The mechanical cycle of kinesin is outlined in Figure 33. Notice that kinesin is permanently attached to the microtubule, by either one head or the other. By comparison, the myosin heads (which are arranged in bundles in myofibrils) are only in contact with actin filaments for about 5% of each movement cycle.
What advantage can you see in the stepping mechanism of kinesin when compared with myosin? Remember that the kinesin molecule acts singly, whereas myosin acts in concert with other myosin molecules in the myofibril.
It means that kinesin does not let go of the microtubule between steps, so the cargo is permanently attached and less likely to be lost from its trackway, which could lead to its misdirection.

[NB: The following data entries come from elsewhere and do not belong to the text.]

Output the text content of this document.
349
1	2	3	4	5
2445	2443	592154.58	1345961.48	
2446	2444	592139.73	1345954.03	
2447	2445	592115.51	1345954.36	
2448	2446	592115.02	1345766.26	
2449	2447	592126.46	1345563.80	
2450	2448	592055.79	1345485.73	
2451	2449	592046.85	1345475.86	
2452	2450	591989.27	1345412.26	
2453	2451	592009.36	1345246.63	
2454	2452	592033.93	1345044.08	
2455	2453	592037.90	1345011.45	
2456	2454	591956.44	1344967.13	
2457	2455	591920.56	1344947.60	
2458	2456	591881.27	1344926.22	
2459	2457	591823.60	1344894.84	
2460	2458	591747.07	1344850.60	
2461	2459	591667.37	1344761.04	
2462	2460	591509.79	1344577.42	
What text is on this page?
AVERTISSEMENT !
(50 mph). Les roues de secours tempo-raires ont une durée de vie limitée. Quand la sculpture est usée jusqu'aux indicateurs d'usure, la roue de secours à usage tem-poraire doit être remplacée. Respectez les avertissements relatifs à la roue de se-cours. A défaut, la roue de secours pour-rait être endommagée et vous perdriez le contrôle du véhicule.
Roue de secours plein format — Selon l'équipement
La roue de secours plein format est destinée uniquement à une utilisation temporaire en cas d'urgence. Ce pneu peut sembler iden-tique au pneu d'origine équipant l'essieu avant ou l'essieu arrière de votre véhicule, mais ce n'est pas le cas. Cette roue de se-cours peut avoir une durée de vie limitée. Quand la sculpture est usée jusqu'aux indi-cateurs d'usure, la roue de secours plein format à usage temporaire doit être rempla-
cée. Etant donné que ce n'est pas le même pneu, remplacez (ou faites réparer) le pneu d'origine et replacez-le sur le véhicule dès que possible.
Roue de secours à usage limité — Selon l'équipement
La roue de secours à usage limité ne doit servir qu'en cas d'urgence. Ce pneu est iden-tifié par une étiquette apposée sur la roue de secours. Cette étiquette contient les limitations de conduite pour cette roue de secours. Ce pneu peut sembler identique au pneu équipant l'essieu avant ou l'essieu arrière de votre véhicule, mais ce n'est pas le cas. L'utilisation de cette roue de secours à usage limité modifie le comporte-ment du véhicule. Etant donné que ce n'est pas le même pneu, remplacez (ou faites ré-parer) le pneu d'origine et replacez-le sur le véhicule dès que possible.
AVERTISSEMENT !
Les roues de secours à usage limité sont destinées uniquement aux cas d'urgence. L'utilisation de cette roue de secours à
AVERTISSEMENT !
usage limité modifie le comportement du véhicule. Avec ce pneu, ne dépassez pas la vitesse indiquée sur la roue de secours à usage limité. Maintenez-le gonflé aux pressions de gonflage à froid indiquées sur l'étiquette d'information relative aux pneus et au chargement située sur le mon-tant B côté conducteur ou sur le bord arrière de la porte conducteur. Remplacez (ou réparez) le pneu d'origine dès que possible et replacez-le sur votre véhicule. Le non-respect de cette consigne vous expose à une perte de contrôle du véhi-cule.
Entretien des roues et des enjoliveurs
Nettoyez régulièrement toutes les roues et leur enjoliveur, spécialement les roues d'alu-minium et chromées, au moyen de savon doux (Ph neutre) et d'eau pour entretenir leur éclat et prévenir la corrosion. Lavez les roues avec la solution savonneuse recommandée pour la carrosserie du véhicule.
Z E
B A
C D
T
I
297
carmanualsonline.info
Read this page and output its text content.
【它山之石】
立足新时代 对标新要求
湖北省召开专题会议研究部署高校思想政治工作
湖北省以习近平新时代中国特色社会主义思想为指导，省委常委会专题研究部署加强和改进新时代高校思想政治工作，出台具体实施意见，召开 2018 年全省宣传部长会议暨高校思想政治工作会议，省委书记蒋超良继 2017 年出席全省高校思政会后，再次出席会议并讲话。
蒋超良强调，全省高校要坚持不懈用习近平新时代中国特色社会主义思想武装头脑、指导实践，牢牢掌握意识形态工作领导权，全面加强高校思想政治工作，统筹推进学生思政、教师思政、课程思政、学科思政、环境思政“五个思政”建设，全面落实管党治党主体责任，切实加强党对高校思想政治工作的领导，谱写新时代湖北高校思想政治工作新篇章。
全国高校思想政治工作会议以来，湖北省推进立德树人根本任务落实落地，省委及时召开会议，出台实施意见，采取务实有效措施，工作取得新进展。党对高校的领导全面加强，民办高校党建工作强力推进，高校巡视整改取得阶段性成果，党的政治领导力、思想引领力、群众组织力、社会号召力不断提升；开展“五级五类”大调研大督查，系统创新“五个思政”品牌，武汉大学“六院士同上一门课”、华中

How are different motor proteins associated with different trafficking vesicles? Figure 34 shows a basic hypothesis of how a vesicle attaches to a microtubule, but the details of this process are still largely unknown. Observation of moving caveolae suggests that they tend to track initially to a large endosomal compartment, the caveosome, located near the MTOC and then switch to move away, as they traverse the cell. However it is also clear that individual caveolae can alternately move forwards or backwards along the microtubule network.

What does this imply about the motor proteins that associate with caveolae?
Different motor proteins can associate with the same vesicle – some moving to the minus end of the tubule and others to the plus end.
It has been suggested that there is occasionally competition between kinesin and dyneins to produce this shuffling back and forth, but this is the exception. Observation of the movement of secretory vesicles shows a rapid one-way transfer from the Golgi to the plasma membrane, and the key to this transfer must be the attachment of the correct motor protein as the vesicles bud from the trans Golgi network. However, this subject is not well understood. It is possible that small GTPases, such as those that assemble the vesicle and the coat proteins, could also be responsible for recruiting the correct motor protein to the vesicle, and there is good evidence for different adaptor proteins that link the motor protein to the vesicle. GGA proteins (Figure 19) could perform such a function, but at present the mechanisms of the process are unclear.